VA’s inspector general office reported in September 2024 that the new EHR has had more than 800 major performance incidents since its launch. More than half of those incidents happened after the 2023 pause on new deployments.
A Government Accountability Office report in March 2025 found that only 13% of VA staff using the new Oracle-Cerner EHR believed the modernized system made VA as efficient as possible, and 58% of users believed the new system increased patient safety risks.

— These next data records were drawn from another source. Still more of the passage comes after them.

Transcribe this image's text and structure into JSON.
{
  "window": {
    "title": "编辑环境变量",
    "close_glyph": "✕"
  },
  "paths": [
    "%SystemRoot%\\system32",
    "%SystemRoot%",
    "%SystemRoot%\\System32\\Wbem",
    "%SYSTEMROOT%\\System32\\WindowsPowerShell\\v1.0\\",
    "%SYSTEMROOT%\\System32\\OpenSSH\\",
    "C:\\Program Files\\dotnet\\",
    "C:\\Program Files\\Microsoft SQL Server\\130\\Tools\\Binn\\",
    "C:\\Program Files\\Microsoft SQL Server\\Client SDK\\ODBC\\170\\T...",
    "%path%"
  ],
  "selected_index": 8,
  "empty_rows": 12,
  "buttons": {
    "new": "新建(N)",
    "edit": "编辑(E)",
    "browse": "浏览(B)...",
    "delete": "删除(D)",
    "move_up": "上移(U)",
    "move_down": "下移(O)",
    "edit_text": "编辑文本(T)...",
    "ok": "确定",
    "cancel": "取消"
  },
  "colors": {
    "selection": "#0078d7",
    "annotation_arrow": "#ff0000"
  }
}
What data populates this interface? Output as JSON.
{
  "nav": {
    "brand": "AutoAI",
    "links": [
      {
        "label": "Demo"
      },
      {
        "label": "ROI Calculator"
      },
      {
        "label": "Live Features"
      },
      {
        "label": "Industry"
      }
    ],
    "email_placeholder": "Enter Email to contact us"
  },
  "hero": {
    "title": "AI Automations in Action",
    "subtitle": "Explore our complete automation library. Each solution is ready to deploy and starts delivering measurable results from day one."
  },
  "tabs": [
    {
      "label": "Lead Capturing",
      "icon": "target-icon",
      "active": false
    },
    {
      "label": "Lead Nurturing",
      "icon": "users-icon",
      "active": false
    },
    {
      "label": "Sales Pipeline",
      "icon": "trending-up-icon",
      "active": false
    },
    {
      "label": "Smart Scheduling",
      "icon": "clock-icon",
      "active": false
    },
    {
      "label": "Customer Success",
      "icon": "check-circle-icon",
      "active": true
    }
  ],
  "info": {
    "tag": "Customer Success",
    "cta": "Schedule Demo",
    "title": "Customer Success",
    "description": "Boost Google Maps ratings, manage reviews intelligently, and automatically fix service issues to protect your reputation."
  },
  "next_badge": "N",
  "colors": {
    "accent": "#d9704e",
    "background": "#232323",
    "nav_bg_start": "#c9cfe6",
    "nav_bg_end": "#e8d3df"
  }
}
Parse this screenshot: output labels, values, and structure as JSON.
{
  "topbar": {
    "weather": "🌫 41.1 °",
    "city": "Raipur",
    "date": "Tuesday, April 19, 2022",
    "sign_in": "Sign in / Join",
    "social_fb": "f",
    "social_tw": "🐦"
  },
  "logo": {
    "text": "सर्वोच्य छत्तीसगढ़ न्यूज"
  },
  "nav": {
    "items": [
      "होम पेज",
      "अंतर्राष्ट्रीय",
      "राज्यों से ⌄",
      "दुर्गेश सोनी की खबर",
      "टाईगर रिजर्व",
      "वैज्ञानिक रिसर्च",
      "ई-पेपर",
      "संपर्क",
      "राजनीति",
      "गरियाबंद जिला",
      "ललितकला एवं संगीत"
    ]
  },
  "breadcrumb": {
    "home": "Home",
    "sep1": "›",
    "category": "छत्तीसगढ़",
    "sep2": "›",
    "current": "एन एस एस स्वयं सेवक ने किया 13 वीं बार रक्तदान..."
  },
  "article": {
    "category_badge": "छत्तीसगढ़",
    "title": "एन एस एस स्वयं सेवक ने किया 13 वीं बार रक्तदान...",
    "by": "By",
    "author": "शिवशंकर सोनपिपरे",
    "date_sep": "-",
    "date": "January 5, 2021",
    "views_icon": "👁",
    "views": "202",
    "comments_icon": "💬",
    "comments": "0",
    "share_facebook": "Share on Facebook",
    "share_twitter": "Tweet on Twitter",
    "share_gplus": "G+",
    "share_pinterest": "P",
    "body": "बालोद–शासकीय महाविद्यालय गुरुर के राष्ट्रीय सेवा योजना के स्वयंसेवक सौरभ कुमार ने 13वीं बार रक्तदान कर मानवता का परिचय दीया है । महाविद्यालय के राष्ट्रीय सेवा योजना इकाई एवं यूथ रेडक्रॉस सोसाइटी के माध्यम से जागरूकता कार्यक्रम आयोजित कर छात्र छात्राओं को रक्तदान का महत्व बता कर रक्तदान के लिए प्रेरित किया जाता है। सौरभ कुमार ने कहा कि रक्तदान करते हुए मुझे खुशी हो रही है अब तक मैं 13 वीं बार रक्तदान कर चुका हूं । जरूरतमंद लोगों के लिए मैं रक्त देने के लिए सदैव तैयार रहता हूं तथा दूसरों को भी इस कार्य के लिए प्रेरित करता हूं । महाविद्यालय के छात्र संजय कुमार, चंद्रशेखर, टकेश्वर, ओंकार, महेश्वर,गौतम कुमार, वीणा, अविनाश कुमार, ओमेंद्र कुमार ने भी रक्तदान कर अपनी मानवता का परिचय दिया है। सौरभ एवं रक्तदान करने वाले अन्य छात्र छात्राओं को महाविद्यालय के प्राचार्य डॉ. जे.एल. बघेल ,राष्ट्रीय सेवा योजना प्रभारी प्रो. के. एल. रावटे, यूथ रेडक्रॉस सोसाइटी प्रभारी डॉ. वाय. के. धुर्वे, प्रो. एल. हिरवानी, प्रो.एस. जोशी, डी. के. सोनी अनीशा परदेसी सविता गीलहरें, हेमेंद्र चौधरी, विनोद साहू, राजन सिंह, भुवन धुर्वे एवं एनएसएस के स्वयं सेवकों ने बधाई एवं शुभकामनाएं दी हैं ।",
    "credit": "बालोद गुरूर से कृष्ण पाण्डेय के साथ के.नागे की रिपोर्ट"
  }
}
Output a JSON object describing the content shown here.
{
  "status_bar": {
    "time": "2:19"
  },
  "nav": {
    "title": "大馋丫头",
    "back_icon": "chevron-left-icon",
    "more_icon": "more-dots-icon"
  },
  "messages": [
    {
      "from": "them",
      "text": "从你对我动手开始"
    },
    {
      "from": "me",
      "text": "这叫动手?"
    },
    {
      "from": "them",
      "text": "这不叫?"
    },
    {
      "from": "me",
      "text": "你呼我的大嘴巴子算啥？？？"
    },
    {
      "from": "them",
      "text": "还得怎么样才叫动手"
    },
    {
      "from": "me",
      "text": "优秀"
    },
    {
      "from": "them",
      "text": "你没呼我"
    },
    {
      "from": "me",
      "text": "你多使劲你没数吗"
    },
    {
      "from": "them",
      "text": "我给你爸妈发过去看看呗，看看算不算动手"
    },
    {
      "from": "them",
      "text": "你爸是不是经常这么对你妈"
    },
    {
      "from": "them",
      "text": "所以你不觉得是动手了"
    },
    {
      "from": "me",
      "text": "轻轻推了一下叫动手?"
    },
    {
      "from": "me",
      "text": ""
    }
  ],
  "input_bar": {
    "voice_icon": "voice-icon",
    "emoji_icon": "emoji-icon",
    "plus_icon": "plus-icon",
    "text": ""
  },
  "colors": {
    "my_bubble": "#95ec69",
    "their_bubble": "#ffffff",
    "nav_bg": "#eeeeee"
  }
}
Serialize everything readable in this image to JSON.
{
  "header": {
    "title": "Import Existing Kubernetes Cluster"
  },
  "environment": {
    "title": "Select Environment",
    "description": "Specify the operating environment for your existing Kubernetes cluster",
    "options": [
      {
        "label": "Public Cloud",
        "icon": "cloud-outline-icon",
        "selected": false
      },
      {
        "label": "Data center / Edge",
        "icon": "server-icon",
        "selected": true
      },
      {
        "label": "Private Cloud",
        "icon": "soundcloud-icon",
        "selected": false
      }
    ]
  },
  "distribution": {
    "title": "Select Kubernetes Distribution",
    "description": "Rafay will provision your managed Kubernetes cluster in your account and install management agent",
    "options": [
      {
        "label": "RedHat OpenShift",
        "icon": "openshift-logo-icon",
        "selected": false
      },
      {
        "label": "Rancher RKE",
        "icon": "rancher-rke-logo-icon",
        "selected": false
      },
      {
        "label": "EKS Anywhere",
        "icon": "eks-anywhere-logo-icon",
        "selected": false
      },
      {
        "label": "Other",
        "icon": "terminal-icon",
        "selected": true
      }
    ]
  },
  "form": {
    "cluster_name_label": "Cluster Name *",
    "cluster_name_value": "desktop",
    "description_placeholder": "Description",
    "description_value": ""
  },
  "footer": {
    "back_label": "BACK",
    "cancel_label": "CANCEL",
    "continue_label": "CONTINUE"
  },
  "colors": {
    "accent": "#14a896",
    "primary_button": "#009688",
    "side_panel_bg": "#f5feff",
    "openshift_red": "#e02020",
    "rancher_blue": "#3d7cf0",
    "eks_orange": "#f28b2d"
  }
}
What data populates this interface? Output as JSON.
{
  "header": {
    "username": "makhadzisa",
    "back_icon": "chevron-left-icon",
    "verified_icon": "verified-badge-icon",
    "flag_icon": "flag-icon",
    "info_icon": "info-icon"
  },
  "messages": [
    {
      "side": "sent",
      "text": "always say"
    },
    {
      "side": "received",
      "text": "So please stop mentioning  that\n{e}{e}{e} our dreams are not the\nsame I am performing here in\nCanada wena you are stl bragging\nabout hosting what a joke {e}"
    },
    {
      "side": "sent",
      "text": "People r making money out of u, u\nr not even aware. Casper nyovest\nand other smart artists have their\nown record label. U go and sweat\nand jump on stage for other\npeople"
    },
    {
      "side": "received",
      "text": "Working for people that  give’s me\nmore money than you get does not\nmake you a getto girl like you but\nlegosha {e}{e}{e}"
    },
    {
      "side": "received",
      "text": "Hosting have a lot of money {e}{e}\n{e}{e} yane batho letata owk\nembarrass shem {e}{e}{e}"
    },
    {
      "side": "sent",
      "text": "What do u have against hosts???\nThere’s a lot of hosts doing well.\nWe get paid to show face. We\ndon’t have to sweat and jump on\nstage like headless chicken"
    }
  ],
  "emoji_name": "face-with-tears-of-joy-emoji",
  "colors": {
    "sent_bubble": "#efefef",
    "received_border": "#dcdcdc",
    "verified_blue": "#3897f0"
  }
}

The Trump administration is looking to give the VA $4.2 billion in discretionary funding for the ongoing EHR rollout in its fiscal 2027 budget request — an increase of about $800 million.
Last week, the Senate VA Committee held a confirmation hearing for Gary Shatswell, President Donald Trump’s third pick to serve as the department chief information officer and associate secretary for IT, and Michael Tierney, Trump’s pick to lead the VA’s Office of Accountability and Whistleblower Protection.
Neither Shatswell nor Tierney would work directly on the VA EHR rollout, but committee Chairman Jerry Moran (R-Kan.) told them that “there are important issues that come with your positions.”
“That’s particularly true when there’s the timing of the rollout of new Electronic Health Records. It’s back on track after a lengthy pause,” Moran said.
If confirmed, Shatswell said would help the VA consolidate an “unacceptable” sprawl of 14 different scheduling systems.
“The root of the issue is that there isn’t one system. There are systems and there are many, and they don’t talk to each other. So there is a lot of work to build those bridges and to make the data flow,” he said.
Tierney said the Trump administration’s rollout of a standardized nondisclosure agreement for all federal employees would not have a chilling effect on whistleblowers coming forward.
“I will 100% say that NDAs and whistleblower activity have no role together. Employees must feel 100% comfortable that they are not going to be restricted in reporting on bad conduct,” Tierney said.